Julian KANATA
ロビンの店の名前。
健太郎のリサーチでは、隠れ家的高級ラウンジで出入りする客も上流階級の人間が多い。
更に加えるならば、確実に裏が怪しい店に間違いなくて、その取り仕切るオーナーの情報も健太郎は全て掴んでいた。
でも、その事は誰にも言わない。
推理小説や難解な数式を解くようにそのロビンに関わる怪しい難題を完璧にないものとするため、健太郎の脳はいつもフル回転していた。
健太郎は謙人を同行してこのラウンジの扉を開くと、品のいい綺麗な女性が二人を出迎えてくれた。
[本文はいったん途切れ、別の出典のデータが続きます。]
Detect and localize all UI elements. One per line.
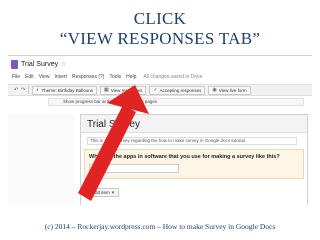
menu-item-view[interactable]: View [39,74,50,80]
menu-item-insert[interactable]: Insert [54,74,67,80]
theme-button[interactable]: ◐ Theme: Birthday Balloons [32,85,97,95]
view-live-form-label: View live form [218,87,247,93]
menu-item-file[interactable]: File [12,74,20,80]
chevron-down-icon: ▾ [111,189,115,196]
forms-logo-icon [11,60,18,69]
accepting-responses-label: Accepting responses [159,87,202,93]
saved-status: All changes saved in Drive [143,73,203,80]
form-header: Trial Survey [81,115,307,133]
undo-icon[interactable]: ↶ [14,87,18,93]
palette-icon: ◐ [36,87,40,93]
doc-title-row: Trial Survey ☆ [11,59,66,70]
doc-title[interactable]: Trial Survey [21,61,58,68]
add-item-label: Add item [92,190,110,195]
menu-item-help[interactable]: Help [126,74,136,80]
left-panel [8,114,74,205]
slide-title-line1: CLICK [133,9,187,28]
slide-title-line2: “VIEW RESPONSES TAB” [59,29,261,48]
redo-icon[interactable]: ↷ [21,87,25,93]
question-item[interactable]: What are the apps in software that you u… [84,149,304,179]
form-description[interactable]: This is a trial survey regarding the how… [87,137,297,145]
form-title[interactable]: Trial Survey [87,119,140,130]
view-responses-label: View responses [110,87,143,93]
star-icon[interactable]: ☆ [61,61,66,68]
menubar: File Edit View Insert Responses (?) Tool… [12,72,202,81]
view-responses-button[interactable]: ▦ View responses [99,85,147,95]
google-forms-screenshot: Trial Survey ☆ File Edit View Insert Res… [8,55,312,205]
toolbar-divider [28,86,30,94]
view-live-form-button[interactable]: ◉ View live form [208,85,251,95]
menu-item-edit[interactable]: Edit [25,74,34,80]
accepting-responses-button[interactable]: ✓ Accepting responses [149,85,206,95]
form-editor-card: Trial Survey This is a trial survey rega… [80,114,308,205]
menu-item-tools[interactable]: Tools [109,74,121,80]
add-item-button[interactable]: Add item ▾ [87,188,120,197]
toolbar: ↶ ↷ ◐ Theme: Birthday Balloons ▦ View re… [8,84,312,96]
theme-button-label: Theme: Birthday Balloons [41,87,93,93]
eye-icon: ◉ [212,87,217,93]
table-icon: ▦ [103,87,109,93]
check-icon: ✓ [153,87,158,93]
slide-title: CLICK “VIEW RESPONSES TAB” [0,9,320,49]
answer-input [89,164,179,173]
slide-footer: (c) 2014 – Rockerjay.wordpress.com – How… [44,222,276,231]
question-title: What are the apps in software that you u… [89,154,280,160]
progress-bar-option[interactable]: Show progress bar at the bottom of form … [48,98,304,106]
menu-item-responses[interactable]: Responses (?) [72,74,105,80]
でも、健太郎はその女性がロビンじゃない事にすぐに気付く。
完全な日本人女性だったから。
健太郎はここでのやり取りは全て謙人に任せていた。
もうすぐ27歳になるけれど、この手の世界はあまり好きじゃない。
好きじゃないというより嫌悪感さえ抱いている。
だから、この仕事に就くロビンを早く助け出したかった。
「EOCのお客様がいらっしゃるなんてすごく珍しいので、驚いてます」
謙人にべったりくっついた女性がそんな事を言いながら、お酒をテーブルに置いた。
その店は外観のイメージとは違い、シンプルでブルーを基調としたラグーンのような空間を演出している。
紫と青とゴールドが入り混じった世界。